As the first candidate leaves the dojo, his fellows, waiting outside, gather round, lending support, offering condolences, or congratulations, depending on the demeanour of the candidate and how long the grading lasted. If a candidate had made it all the way through drills, kata and kumite with fewer than a few errors, his chances are good.
One week later, Sensei gathers the candidates together to let them know who was successful, with a superior performance, who failed, and who was average. Sensei often will allow the average candidates to have another try at Passage the following month, as they were close to satisfying the requirements and four months is a long time to wait for another shot.
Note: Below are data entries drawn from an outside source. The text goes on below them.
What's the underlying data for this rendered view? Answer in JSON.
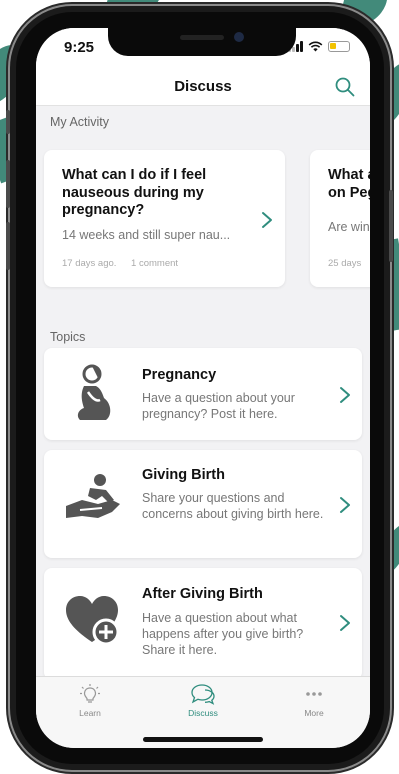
{
  "status_bar": {
    "time": "9:25"
  },
  "nav": {
    "title": "Discuss",
    "search_icon": "search-icon"
  },
  "colors": {
    "accent": "#2f8d7e",
    "background": "#f2f2f4",
    "card": "#ffffff"
  },
  "my_activity": {
    "label": "My Activity",
    "cards": [
      {
        "title": "What can I do if I feel nauseous during my pregnancy?",
        "subtitle": "14 weeks and still super nau...",
        "age": "17 days ago.",
        "comments": "1 comment"
      },
      {
        "title": "What a on Peg",
        "subtitle": "Are win",
        "age": "25 days",
        "comments": ""
      }
    ]
  },
  "topics": {
    "label": "Topics",
    "items": [
      {
        "title": "Pregnancy",
        "description": "Have a question about your pregnancy? Post it here.",
        "icon": "pregnant-woman-icon"
      },
      {
        "title": "Giving Birth",
        "description": "Share your questions and concerns about giving birth here.",
        "icon": "baby-in-hands-icon"
      },
      {
        "title": "After Giving Birth",
        "description": "Have a question about what happens after you give birth? Share it here.",
        "icon": "heart-plus-icon"
      }
    ]
  },
  "tab_bar": {
    "items": [
      {
        "label": "Learn",
        "icon": "lightbulb-icon",
        "active": false
      },
      {
        "label": "Discuss",
        "icon": "chat-bubbles-icon",
        "active": true
      },
      {
        "label": "More",
        "icon": "more-dots-icon",
        "active": false
      }
    ]
  }
}
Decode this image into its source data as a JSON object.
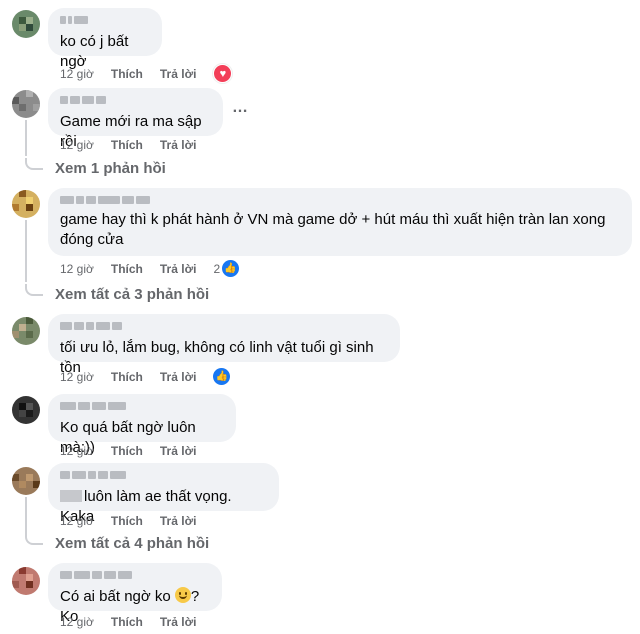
{
  "comments": [
    {
      "text": "ko có j bất ngờ",
      "time": "12 giờ",
      "like": "Thích",
      "reply": "Trả lời",
      "reaction": "heart"
    },
    {
      "text": "Game mới ra ma sập rồi",
      "time": "12 giờ",
      "like": "Thích",
      "reply": "Trả lời",
      "more": "…",
      "replies_link": "Xem 1 phản hồi"
    },
    {
      "text": "game hay thì k phát hành ở VN mà game dở + hút máu thì xuất hiện tràn lan xong\nđóng cửa",
      "time": "12 giờ",
      "like": "Thích",
      "reply": "Trả lời",
      "reaction_count": "2",
      "reaction": "like",
      "replies_link": "Xem tất cả 3 phản hồi"
    },
    {
      "text": "tối ưu lỏ, lắm bug, không có linh vật tuổi gì sinh tồn",
      "time": "12 giờ",
      "like": "Thích",
      "reply": "Trả lời",
      "reaction": "like"
    },
    {
      "text": "Ko quá bất ngờ luôn mà:))",
      "time": "12 giờ",
      "like": "Thích",
      "reply": "Trả lời"
    },
    {
      "text": "luôn làm ae thất vọng. Kaka",
      "time": "12 giờ",
      "like": "Thích",
      "reply": "Trả lời",
      "replies_link": "Xem tất cả 4 phản hồi"
    },
    {
      "text_before": "Có ai bất ngờ ko ",
      "text_after": "? Ko",
      "emoji": "slightly-smiling-face",
      "time": "12 giờ",
      "like": "Thích",
      "reply": "Trả lời"
    }
  ],
  "colors": {
    "bubble": "#f0f2f5",
    "meta_text": "#65676b",
    "like_blue": "#1877f2",
    "heart_red": "#f33e58"
  }
}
Robbie and I have also participated in a triumphant grading ceremony at Maison de la Gare. Here all the successful candidates are presented with their new belts, and are honoured with an official certificate of achievement, as all the staff, volunteers, and children of Maison de la Gare gather round in admiration. For the karate kids of Maison de la Gare, this is usually the first time they have been in the spotlight for a positive reason, and certainly the first time they have been presented with a certificate engraved with their own name. It can be a heady moment.
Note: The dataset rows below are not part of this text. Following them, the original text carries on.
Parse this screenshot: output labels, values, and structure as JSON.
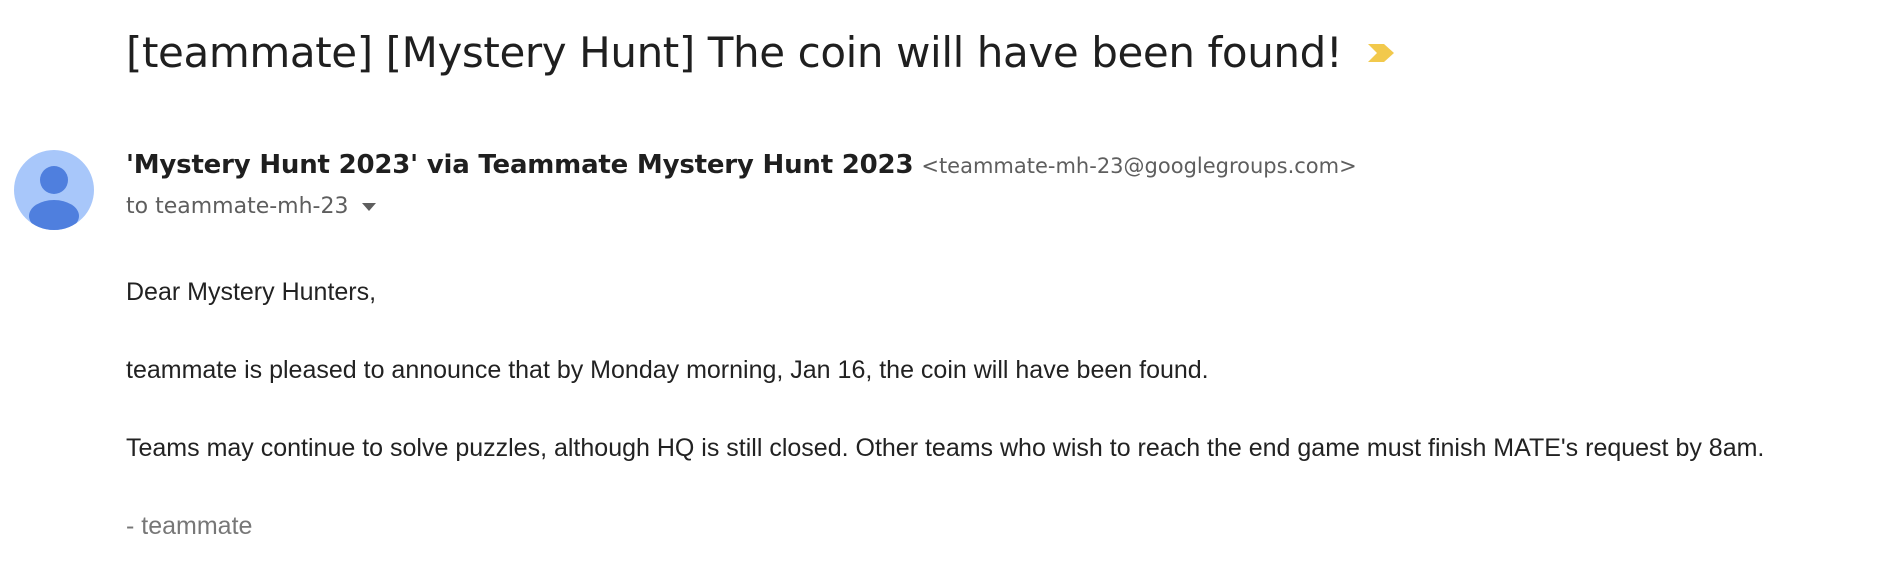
{
  "email": {
    "subject": "[teammate] [Mystery Hunt] The coin will have been found!",
    "important_color": "#f2c94c",
    "avatar_color": "#a8c7fa",
    "avatar_icon_color": "#4f7fde",
    "sender": {
      "name": "'Mystery Hunt 2023' via Teammate Mystery Hunt 2023",
      "email": "<teammate-mh-23@googlegroups.com>"
    },
    "recipient": "to teammate-mh-23",
    "body": {
      "greeting": "Dear Mystery Hunters,",
      "paragraph1": "teammate is pleased to announce that by Monday morning, Jan 16, the coin will have been found.",
      "paragraph2": "Teams may continue to solve puzzles, although HQ is still closed. Other teams who wish to reach the end game must finish MATE's request by 8am.",
      "signature": "- teammate"
    }
  }
}
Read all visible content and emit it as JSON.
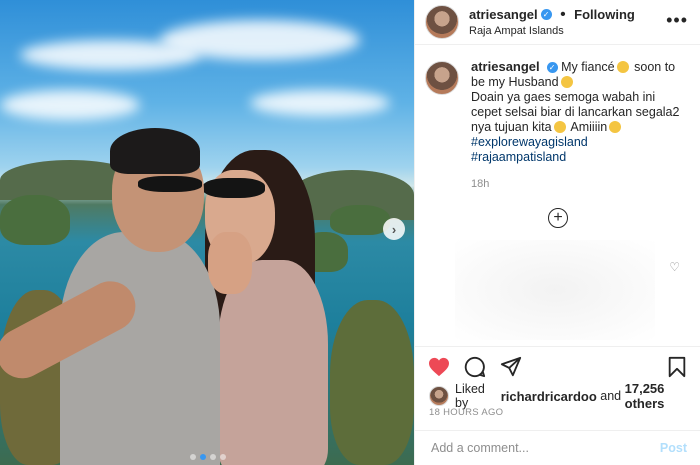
{
  "header": {
    "username": "atriesangel",
    "separator": "•",
    "follow_status": "Following",
    "location": "Raja Ampat Islands",
    "more_icon": "more-horizontal-icon"
  },
  "caption": {
    "username": "atriesangel",
    "line1": "My fiancé",
    "line1b": "soon to be my Husband",
    "line2": "Doain ya gaes semoga wabah ini cepet selsai biar di lancarkan segala2 nya tujuan kita",
    "line2b": "Amiiiin",
    "hashtags": [
      "#explorewayagisland",
      "#rajaampatisland"
    ],
    "time": "18h"
  },
  "media": {
    "next_label": "›",
    "dots_count": 4,
    "active_dot": 1
  },
  "actions": {
    "like": "heart-icon",
    "comment": "comment-icon",
    "share": "share-icon",
    "save": "bookmark-icon",
    "like_color": "#ed4956"
  },
  "likes": {
    "prefix": "Liked by",
    "user": "richardricardoo",
    "middle": "and",
    "count": "17,256 others"
  },
  "timestamp": "18 HOURS AGO",
  "comment_box": {
    "placeholder": "Add a comment...",
    "post_label": "Post"
  }
}
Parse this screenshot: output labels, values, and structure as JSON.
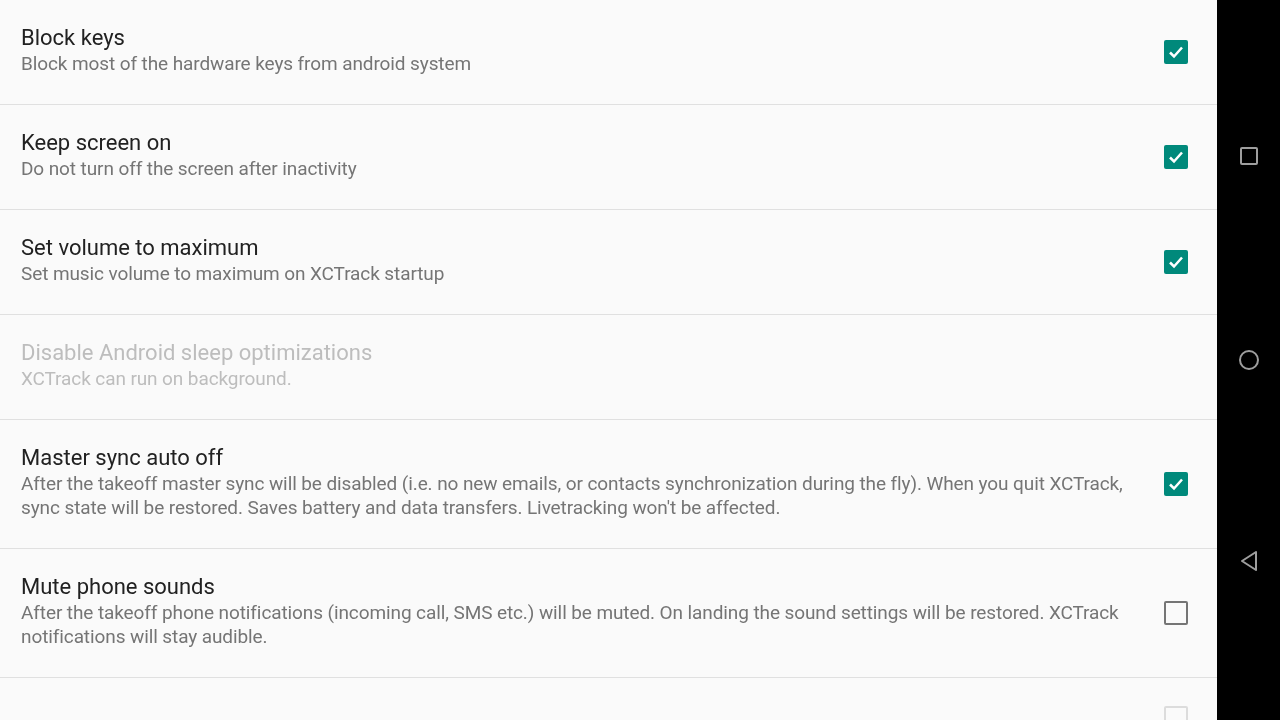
{
  "settings": [
    {
      "kind": "checkbox",
      "title": "Block keys",
      "summary": "Block most of the hardware keys from android system",
      "checked": true,
      "disabled": false
    },
    {
      "kind": "checkbox",
      "title": "Keep screen on",
      "summary": "Do not turn off the screen after inactivity",
      "checked": true,
      "disabled": false
    },
    {
      "kind": "checkbox",
      "title": "Set volume to maximum",
      "summary": "Set music volume to maximum on XCTrack startup",
      "checked": true,
      "disabled": false
    },
    {
      "kind": "text",
      "title": "Disable Android sleep optimizations",
      "summary": "XCTrack can run on background.",
      "disabled": true
    },
    {
      "kind": "checkbox",
      "title": "Master sync auto off",
      "summary": "After the takeoff master sync will be disabled (i.e. no new emails, or contacts synchronization during the fly). When you quit XCTrack, sync state will be restored. Saves battery and data transfers. Livetracking won't be affected.",
      "checked": true,
      "disabled": false
    },
    {
      "kind": "checkbox",
      "title": "Mute phone sounds",
      "summary": "After the takeoff phone notifications (incoming call, SMS etc.) will be muted. On landing the sound settings will be restored. XCTrack notifications will stay audible.",
      "checked": false,
      "disabled": false
    },
    {
      "kind": "checkbox",
      "checked": false,
      "disabled": true
    }
  ]
}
This week, Sensei has informed me that twelve of Maison de la Gare's karate kids have achieved Passage with a superior result. Five students have earned yellow belts, six orange, and one green! Robbie and I have been training with many of these kids since they began karate in Robbie’s classes offered at Maison de la Gare. We could not be more proud of their perseverance in the face of unimaginable challenges and of their achievements. And, Maison de la Gare's lead instructor at the centre has earned his black belt! Boirot has been a very accomplished brown belt since I have known him, over three years. becoming a blackbelt in Senegal is a rigorous process, and has a financial cost which many cannot afford. Last year Boirot, who although older, is still tied to his marabout and daara, was welcomed under the umbrella of the Maison de la Gare karate program, that now covers his fees, generously funded by donors. Boirot has been a devoted leader of the Maison de la Gare karate kids for years, and has recently been hired as the on-site lead karate instructor at the Maison de la Gare Centre. There will be a Passage ceremony and karate demonstration at Maison de la Gare next month to celebrate these momentous achievements.
More great news, Sensei will offer another Passage opportunity in two months, during my next visit to volunteer with Maison de la Gare, for these candidates who earned an average test result, as well as a few others who he deemed were not quite ready for Passage this month, but were close. I look forward with great optimism to this Passage, and to celebrating our mutual love of karate as well as the indomitable spirit of Maison de la Gare's karate kids, together again.